A review of Lysistrata by Aristophanes

I have a brief tour of Greek drama scheduled, and I put this on the top of the list because I thought it would be a light introduction, and I was quite right. It was brisk, amusing, and ribald, exactly the sort of thing one expects at a festival of Bacchus. The translation was spirited, and worked earnestly to give us not just the meaning but the spirit of the play.
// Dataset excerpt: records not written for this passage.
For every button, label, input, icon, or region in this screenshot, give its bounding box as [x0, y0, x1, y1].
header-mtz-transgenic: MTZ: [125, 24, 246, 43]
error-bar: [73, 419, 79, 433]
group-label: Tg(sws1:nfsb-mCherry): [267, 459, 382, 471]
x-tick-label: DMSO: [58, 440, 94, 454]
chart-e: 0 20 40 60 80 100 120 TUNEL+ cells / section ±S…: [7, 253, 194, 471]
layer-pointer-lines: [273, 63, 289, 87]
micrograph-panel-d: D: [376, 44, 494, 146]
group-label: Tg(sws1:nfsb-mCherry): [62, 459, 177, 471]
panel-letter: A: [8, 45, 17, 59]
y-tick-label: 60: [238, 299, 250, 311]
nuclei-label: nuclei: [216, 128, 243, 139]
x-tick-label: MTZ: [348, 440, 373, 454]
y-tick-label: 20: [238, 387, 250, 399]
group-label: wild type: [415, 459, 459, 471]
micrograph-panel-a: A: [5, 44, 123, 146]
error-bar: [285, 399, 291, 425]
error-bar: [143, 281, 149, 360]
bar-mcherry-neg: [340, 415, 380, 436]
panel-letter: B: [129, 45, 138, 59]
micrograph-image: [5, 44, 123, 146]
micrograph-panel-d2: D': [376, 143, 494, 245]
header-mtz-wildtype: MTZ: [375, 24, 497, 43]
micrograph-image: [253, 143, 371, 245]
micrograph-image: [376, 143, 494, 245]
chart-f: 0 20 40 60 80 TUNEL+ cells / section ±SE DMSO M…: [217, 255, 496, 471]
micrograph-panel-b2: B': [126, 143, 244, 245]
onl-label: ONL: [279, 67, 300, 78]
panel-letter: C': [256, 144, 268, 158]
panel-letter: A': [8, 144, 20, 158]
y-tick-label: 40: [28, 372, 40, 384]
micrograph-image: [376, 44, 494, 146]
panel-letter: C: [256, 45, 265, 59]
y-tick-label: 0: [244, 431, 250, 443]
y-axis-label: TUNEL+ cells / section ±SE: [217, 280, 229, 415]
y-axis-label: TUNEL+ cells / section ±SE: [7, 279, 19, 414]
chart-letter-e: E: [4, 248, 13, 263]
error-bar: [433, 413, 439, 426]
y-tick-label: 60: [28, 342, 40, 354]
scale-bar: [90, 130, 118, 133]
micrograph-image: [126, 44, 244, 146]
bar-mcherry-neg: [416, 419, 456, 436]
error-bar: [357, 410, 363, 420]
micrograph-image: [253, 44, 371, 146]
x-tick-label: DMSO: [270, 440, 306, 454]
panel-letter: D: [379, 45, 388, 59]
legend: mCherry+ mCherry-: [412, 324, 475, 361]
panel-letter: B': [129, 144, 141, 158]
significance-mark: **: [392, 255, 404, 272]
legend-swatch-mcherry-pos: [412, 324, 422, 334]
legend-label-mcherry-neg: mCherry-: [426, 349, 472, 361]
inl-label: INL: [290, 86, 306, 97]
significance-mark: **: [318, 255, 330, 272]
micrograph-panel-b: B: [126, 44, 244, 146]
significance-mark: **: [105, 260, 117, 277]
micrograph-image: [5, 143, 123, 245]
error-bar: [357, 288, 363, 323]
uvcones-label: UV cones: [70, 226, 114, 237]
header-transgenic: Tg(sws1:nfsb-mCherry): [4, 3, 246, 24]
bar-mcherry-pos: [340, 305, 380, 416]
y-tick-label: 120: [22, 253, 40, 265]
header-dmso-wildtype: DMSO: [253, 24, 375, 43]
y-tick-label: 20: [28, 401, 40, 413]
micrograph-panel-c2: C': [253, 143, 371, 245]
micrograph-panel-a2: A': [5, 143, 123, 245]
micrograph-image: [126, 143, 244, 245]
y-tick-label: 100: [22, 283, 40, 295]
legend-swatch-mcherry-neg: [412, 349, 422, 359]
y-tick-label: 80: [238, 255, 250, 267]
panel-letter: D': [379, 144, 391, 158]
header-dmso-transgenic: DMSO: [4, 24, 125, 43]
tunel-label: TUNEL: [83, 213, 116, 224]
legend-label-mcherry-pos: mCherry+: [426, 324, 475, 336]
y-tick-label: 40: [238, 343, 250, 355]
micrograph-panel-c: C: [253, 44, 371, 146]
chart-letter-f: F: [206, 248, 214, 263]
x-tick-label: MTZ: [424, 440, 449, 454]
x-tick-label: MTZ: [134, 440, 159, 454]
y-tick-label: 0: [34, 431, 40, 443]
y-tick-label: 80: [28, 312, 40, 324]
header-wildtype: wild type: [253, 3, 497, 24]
The story is simple. The women of Athens are sick and tired of their husbands being at war with Sparta for so long, and so the lead character, Lysistrata, hatches a scheme with all of the woman of Greece to bring the war to a quick and honorable end. The key part of their strategy is to withhold sex from the men until they sign a peace treaty. They reason shrewdly that it won’t take long for the men to come begging to be readmitted into their marital good graces. The other half of their strategy is to seize the citadel in Athens, locking the men out and depriving them of the money they need to conduct the war. It is impossible not to turn the Citadel into a sexual metaphor, but it also doesn’t do any harm and so there it is.

At first the woman are reluctant to participate in this scheme because they like to get laid as much as anybody, but eventually they come around, and in short order the men areĀ on their way to knuckling under. We have some skirmishes at the Citadel where the soldiery prove themselves exceptionally inept, and the woman amusingly adept, making complete fools of the men. And then we have a nice scene where a soldier comes to see his wife and get a little action, and she teases him into a state of acute distress. It was amusing on the page, but well acted it surely had them rolling in the aisles back in the day.
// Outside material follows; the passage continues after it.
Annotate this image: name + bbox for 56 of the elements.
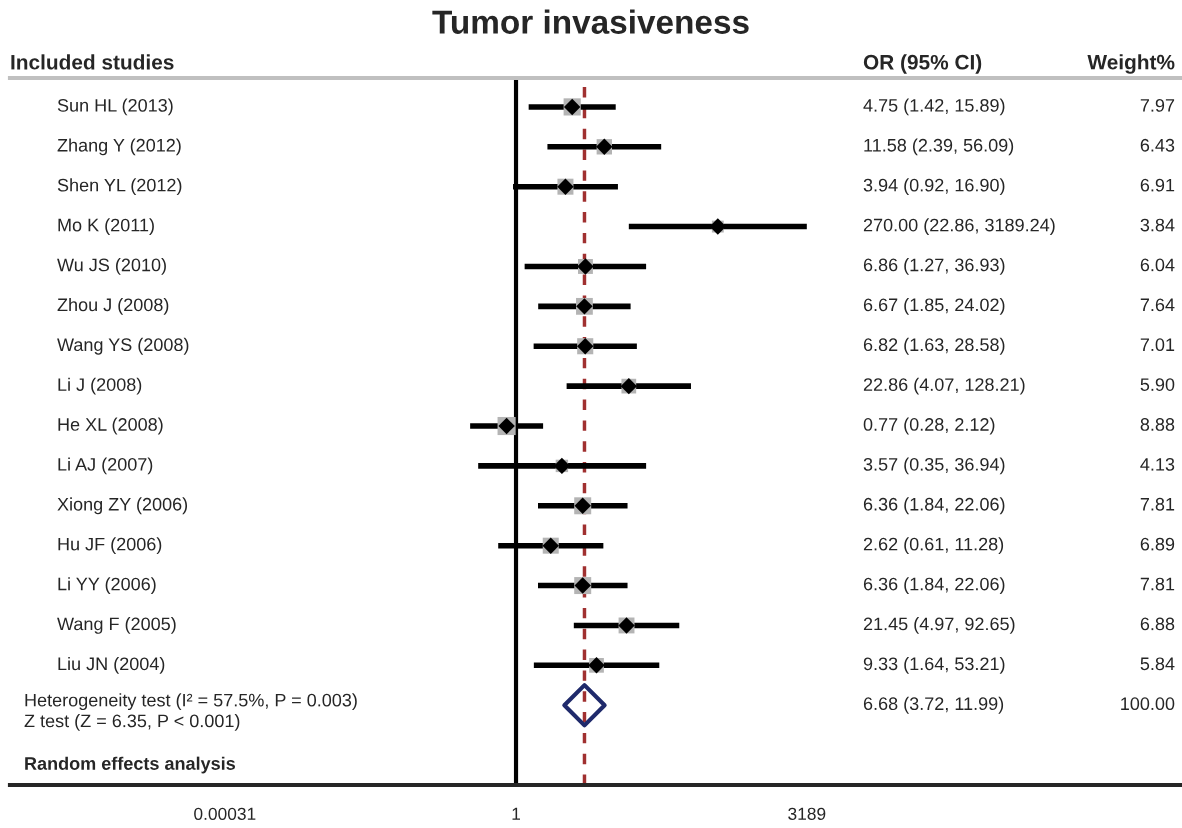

Eventually some men from Sparta show up with painful erections asking to negotiate a peace, and a group of men from Athens with painful erections are more than happy to comply. Just to ensure their compliance, Lysistrata presides over the negotiations with a naked woman along with her, so the men are basically helpless to do anything but comply. Then the peace is signed, and they have a nice feast, and presumably everyone gets laid that night. The end.
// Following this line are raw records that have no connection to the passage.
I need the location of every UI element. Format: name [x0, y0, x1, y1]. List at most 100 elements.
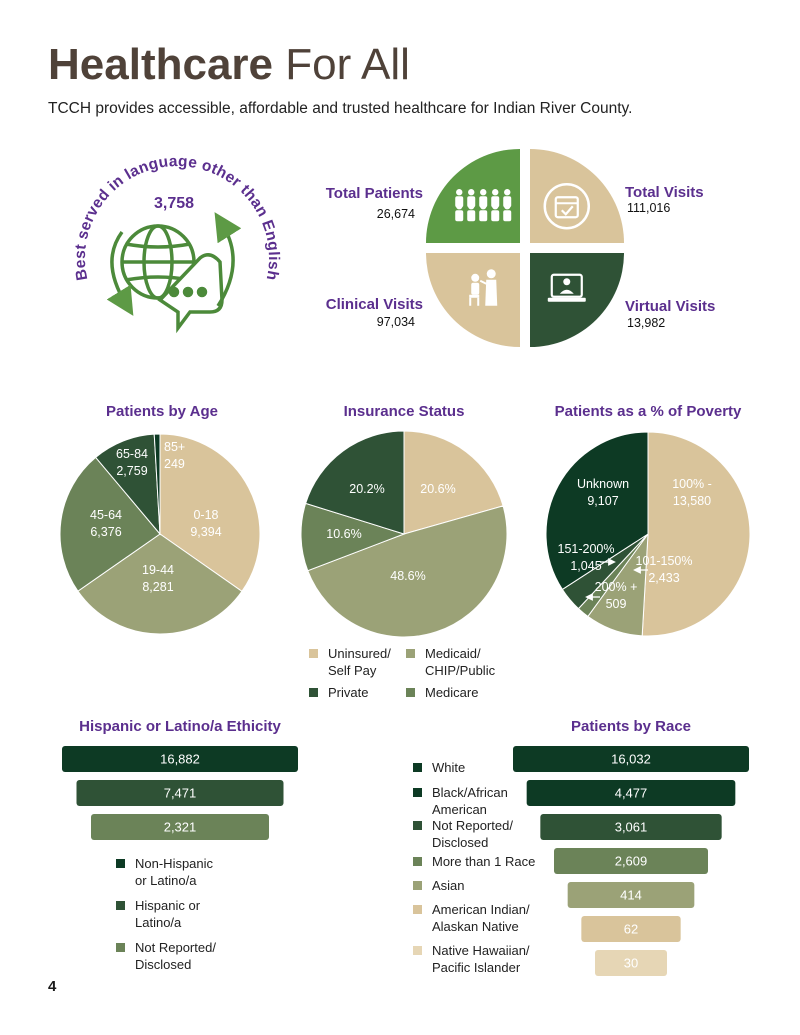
- doctor-patient-icon: [469, 269, 498, 306]
- funnel-bar: [513, 746, 749, 772]
- legend-swatch: [413, 763, 422, 772]
- legend-item-ethnicity: Not Reported/Disclosed: [135, 940, 216, 972]
- slice-value-label: 9,107: [587, 494, 618, 508]
- legend-swatch: [413, 821, 422, 830]
- bar-value-label: 414: [620, 888, 642, 903]
- age-chart-title: Patients by Age: [106, 403, 218, 420]
- slice-value-label: 8,281: [142, 580, 173, 594]
- telehealth-laptop-icon: [547, 273, 586, 302]
- slice-value-label: 1,045: [570, 559, 601, 573]
- stat-value: 13,982: [627, 316, 665, 330]
- slice-value-label: 249: [164, 457, 185, 471]
- legend-swatch: [116, 943, 125, 952]
- title-rest: For All: [285, 40, 410, 89]
- legend-item-race: Black/African American: [432, 785, 508, 817]
- pie-slice: [159, 433, 261, 593]
- stat-quadrant-1: [426, 149, 520, 243]
- legend-item-medicare: Medicare: [425, 685, 479, 700]
- race-funnel-chart: 16,032 4,477 3,061 2,609 414 62 30: [513, 746, 749, 976]
- legend-item-race: White: [432, 760, 466, 775]
- legend-swatch: [413, 788, 422, 797]
- slice-label: 0-18: [193, 508, 218, 522]
- slice-value-label: 20.6%: [420, 482, 455, 496]
- insurance-pie-chart: 20.6% 48.6% 10.6% 20.2%: [300, 430, 508, 638]
- funnel-bar: [567, 882, 695, 908]
- ethnicity-chart-title: Hispanic or Latino/a Ethicity: [79, 718, 281, 735]
- funnel-bar: [595, 950, 667, 976]
- bar-value-label: 2,321: [164, 820, 197, 835]
- slice-label: 65-84: [116, 447, 148, 461]
- legend-swatch: [309, 649, 318, 658]
- crowd-icon: [455, 189, 512, 222]
- age-pie-chart: 0-18 9,394 19-44 8,281 45-64 6,376 65-84 2,759 8…: [59, 433, 261, 635]
- bar-value-label: 4,477: [615, 786, 648, 801]
- bar-value-label: 16,882: [160, 752, 200, 767]
- legend-item-private: Private: [328, 685, 369, 700]
- pie-slice: [59, 456, 161, 592]
- slice-value-label: 2,759: [116, 464, 147, 478]
- pie-slice: [305, 430, 405, 535]
- funnel-bar: [554, 848, 708, 874]
- stat-quadrant-2: [530, 149, 624, 243]
- legend-item-ethnicity: Hispanic or Latino/a: [135, 898, 201, 930]
- funnel-bar: [526, 780, 736, 806]
- stat-label: Total Visits: [625, 184, 704, 201]
- pie-slice: [300, 502, 406, 572]
- bar-value-label: 2,609: [615, 854, 648, 869]
- stat-label: Total Patients: [326, 185, 423, 202]
- funnel-bar: [540, 814, 722, 840]
- pie-slice: [403, 430, 504, 535]
- title-bold: Healthcare: [48, 40, 274, 89]
- stat-quadrant-3: [426, 253, 520, 347]
- slice-label: 19-44: [142, 563, 174, 577]
- legend-item-medicaid: Medicaid/CHIP/Public: [425, 646, 496, 678]
- insurance-chart-title: Insurance Status: [344, 403, 465, 420]
- legend-swatch: [406, 688, 415, 697]
- slice-label: 101-150%: [636, 554, 693, 568]
- bar-value-label: 7,471: [164, 786, 197, 801]
- legend-item-race: More than 1 Race: [432, 854, 536, 869]
- page-title: Healthcare For All: [48, 40, 410, 90]
- poverty-chart-title: Patients as a % of Poverty: [555, 403, 742, 420]
- funnel-bar: [91, 814, 269, 840]
- slice-value-label: 509: [606, 597, 627, 611]
- globe-speech-bubble-icon: [106, 212, 242, 334]
- bar-value-label: 62: [624, 922, 638, 937]
- slice-label: 45-64: [90, 508, 122, 522]
- legend-item-ethnicity: Non-Hispanic or Latino/a: [135, 856, 214, 888]
- bar-value-label: 30: [624, 956, 638, 971]
- page-number: 4: [48, 978, 57, 995]
- slice-label: 85+: [164, 440, 185, 454]
- legend-swatch: [406, 649, 415, 658]
- legend-swatch: [413, 857, 422, 866]
- poverty-pie-chart: 100% - 13,580 101-150% 2,433 200% + 509 151-20…: [545, 431, 751, 637]
- stat-label: Virtual Visits: [625, 298, 715, 315]
- legend-item-race: Asian: [432, 878, 465, 893]
- funnel-bar: [76, 780, 284, 806]
- slice-value-label: 48.6%: [390, 569, 425, 583]
- slice-label: 100% -: [672, 477, 712, 491]
- slice-label: 151-200%: [558, 542, 615, 556]
- slice-value-label: 13,580: [673, 494, 711, 508]
- pie-slice: [641, 431, 751, 637]
- legend-item-race: American Indian/Alaskan Native: [432, 902, 530, 934]
- language-value: 3,758: [154, 195, 194, 212]
- legend-swatch: [309, 688, 318, 697]
- pie-slice: [307, 505, 508, 638]
- legend-swatch: [413, 881, 422, 890]
- pie-slice: [153, 433, 161, 535]
- stat-value: 26,674: [377, 207, 415, 221]
- race-chart-title: Patients by Race: [571, 718, 691, 735]
- pie-slice: [77, 533, 243, 635]
- slice-value-label: 2,433: [648, 571, 679, 585]
- legend-swatch: [413, 946, 422, 955]
- bar-value-label: 3,061: [615, 820, 648, 835]
- legend-swatch: [116, 859, 125, 868]
- legend-swatch: [413, 905, 422, 914]
- legend-item-race: Native Hawaiian/Pacific Islander: [432, 943, 530, 975]
- funnel-bar: [581, 916, 681, 942]
- stat-value: 97,034: [377, 315, 415, 329]
- stat-label: Clinical Visits: [326, 296, 423, 313]
- stat-value: 111,016: [627, 201, 670, 215]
The whole thing is a study in sexual politics, but there’s not much to say about that other than what it is. Men are strong, but idiots. Women are weak but in fact hold great power. And their power is not merely what is between their legs but what is between theirĀ temples. Aristophanes was woke, yo.

I read the translation by Douglass Parker, which was pretty amusing. I gather that the Spartans were seen by the Athenians as sort of backwoods hicks, and Parker renders this idea by making them all speak like Appalachian hillbillies. At first it was distracting and weird, but overall it works pretty well. So when the leader from Sparta says, Hit shorely is. Hain’t nothing to argue after. Let’s git dressed, one hardly even notices. He (or the editor) was also a terrible pedant, and so many of the footnotes are focused on different fights within academia regarding this misunderstood point or that mistranslated passage, and none of them had any bearing on the play, but I read them just for the entertainment value.

I would like to see a production of this if I get the chance, but regardless it was a perfect introduction to Greek drama. Next up is The Bacchae by Euripides, which I’m hoping is just as entertaining. And then we’re on to the Theban plays by Sophocles, which will no doubt be a barrel of belly laughs.